À Baaqouba, un kamikaze a fait détoner sa veste d’explosifs dans la maison d’un lieutenant de police. Helmiy el-Azawi/Reuters
À Bagdad, 11 personnes ont été tuées et 62 ont été blessées. L’attaque la plus spectaculaire a visé, rue Haïfa, le convoi du ministre de la Santé, le Kurde Magid Hamad Amine, sorti indemne. Mais deux passants ont péri et neuf personnes ont été blessées, dont quatre gardes du corps du ministre, selon ces sources. Quatre voitures piégées ont explosé dans d’autres quartiers faisant neuf morts et 53 blessés. À Taji, à 25 km plus au nord, six personnes ont été tuées et 29 ont été blessées dans un attentat-suicide, deux voitures piégées et deux bombes. À Tarmiya, à 45 km au nord de Bagdad, un officier de l’armée a été tué dans une attaque-suicide à la voiture piégée. À Baiji, des roquettes antichars ont été tirées contre la raffinerie, blessant une personne. À Baaqouba, 60 km au nord-est de la capitale, un kamikaze a fait détoner sa veste d’explosifs dans la maison d’un lieutenant de police, le tuant et blessant quatre membres de sa famille, selon l’armée. Deux autres policiers ont péri dans une attaque-suicide à la voiture piégée contre leur poste et un troisième par une bombe magnétique attachée à sa voiture. Et à l’extérieur de la ville, deux policiers ont été abattus, selon la police. Dans la région de Kirkouk, à 240 km au nord de Bagdad, six bombes ont explosé devant les maisons des principaux chefs d’une tribu et des membres de la sécurité à Malha, tuant cinq personnes, dont un commandant de l’armée, et blessant six, selon la police. Dans la ville de Kirkouk, une voiture piégée a visé le convoi d’un général de police, tuant deux policiers et blessant 15. Une autre voiture piégée a explosé en face de la maison du chef de la commission des investissements, tuant deux policiers et en blessant trois. À Samarra, à 110 km au nord de Bagdad, trois membres des Sahwa, une milice anti-Qaëda, ont été tués, et trois civils ont été blessés par des voitures piégées, selon leur chef local. À Ramadi, à 100 km à l’ouest de Bagdad, une personne a été tuée et neuf ont été blessées, dont quatre policiers, dans deux attaques à la voiture piégée, selon la police. Et à Mossoul, à 350 km au nord de Bagdad, trois personnes ont été blessées par une bombe dans un restaurant.

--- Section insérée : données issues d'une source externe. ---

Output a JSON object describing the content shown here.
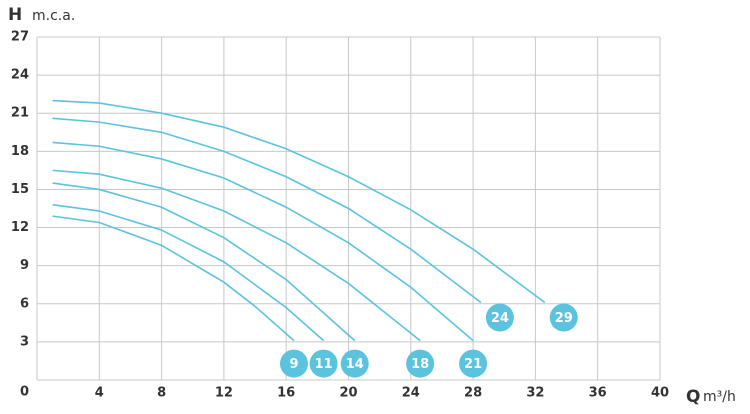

Ces attentats surviennent dans un climat politique tendu. Plusieurs formations politiques ont accusé le Premier ministre Nouri al-Maliki, en poste depuis 2006 et qui cumule par intérim les portefeuilles de la Défense et de l’Intérieur, de vouloir imposer une nouvelle dictature.
« Le commandant des forces armées (Maliki) a la responsabilité d’apporter une totale sécurité aux citoyens. Or, la poursuite des explosions sanglantes démontre la faiblesse des plans de sécurité », a d’ailleurs indiqué hier dans un communiqué Maysoun el-Damalouji, la porte-parole du bloc laïc Iraqiya, le deuxième groupe parlementaire.